North Korea has made progress in creating deliverable nuclear weapons, South Korea’s defense ministry has speculated.
In a white paper, the ministry said enough time had passed since North Korea’s first nuclear test for it to have acquired the technology.
A ministry official, however, told the Yonhap News agency that there was no intelligence to support the assessment.
Meanwhile North Korean leader Kim Jong-un said he was open to talks with South Korea.
“North Korea’s capabilities of miniaturizing nuclear weapons appear to have reached a significant level,” the paper said.
Miniaturizing a nuclear device would allow it to be fitted on the tip of a long-range missile which could, in theory, reach South Korea or even the US.

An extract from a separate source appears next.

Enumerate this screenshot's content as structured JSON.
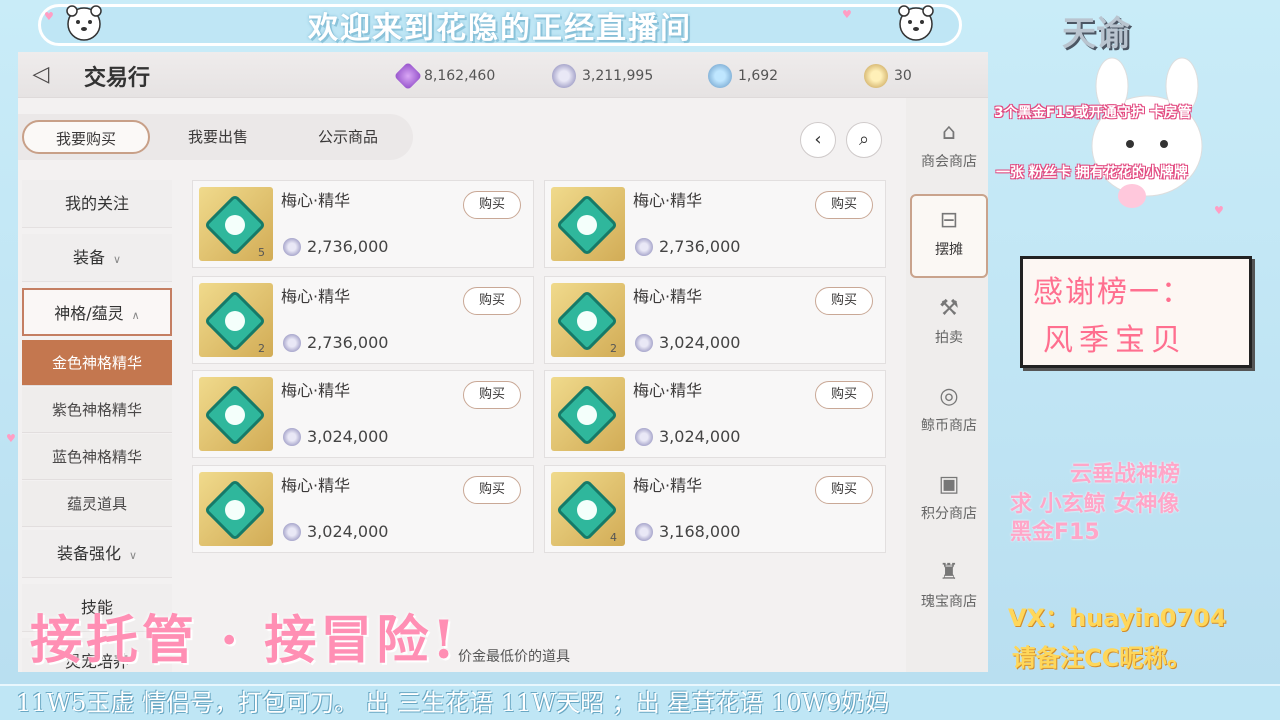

An unnamed defense ministry official told Yonhap: “We don’t have any intelligence that North Korea completed the miniaturization.”

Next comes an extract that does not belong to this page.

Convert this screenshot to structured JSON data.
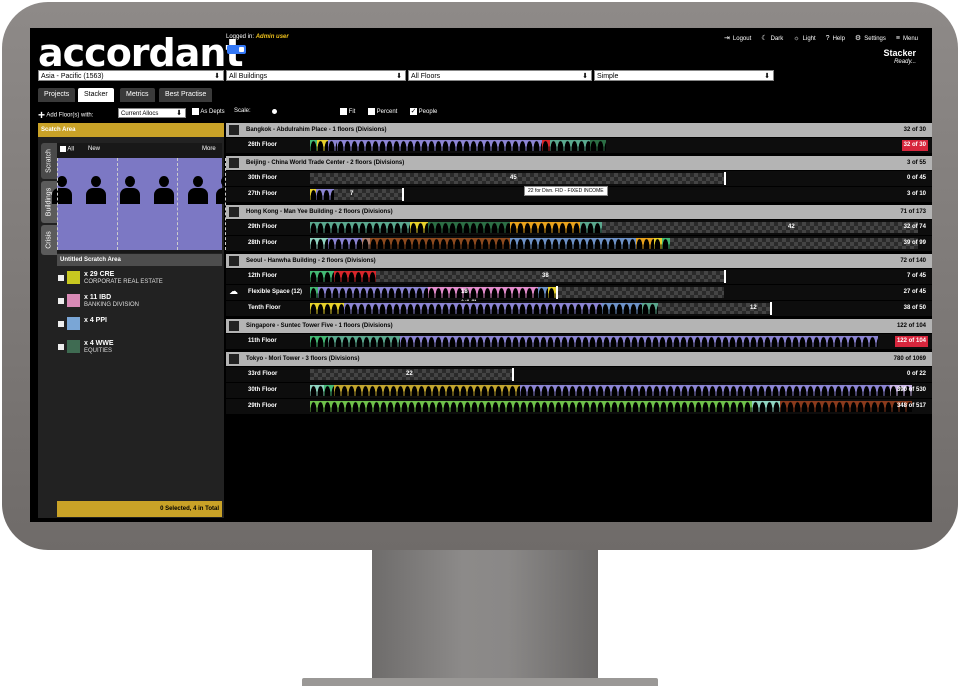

The official said acquiring such technology took between two and seven years, and it had been eight years since North Korea conducted its first nuclear test.
Pyongyang has conducted three nuclear tests with the most recent in February 2013.
Expert opinion is split on how much progress North Korea’s ballistic missile development program has made.
The white paper also said that North Korea was “presumed to have [missiles] capabilities that could threaten the US mainland, having fired off long-range missiles five times”.
However, the official said no signs had been seen yet that Pyongyang had put long range missiles into service.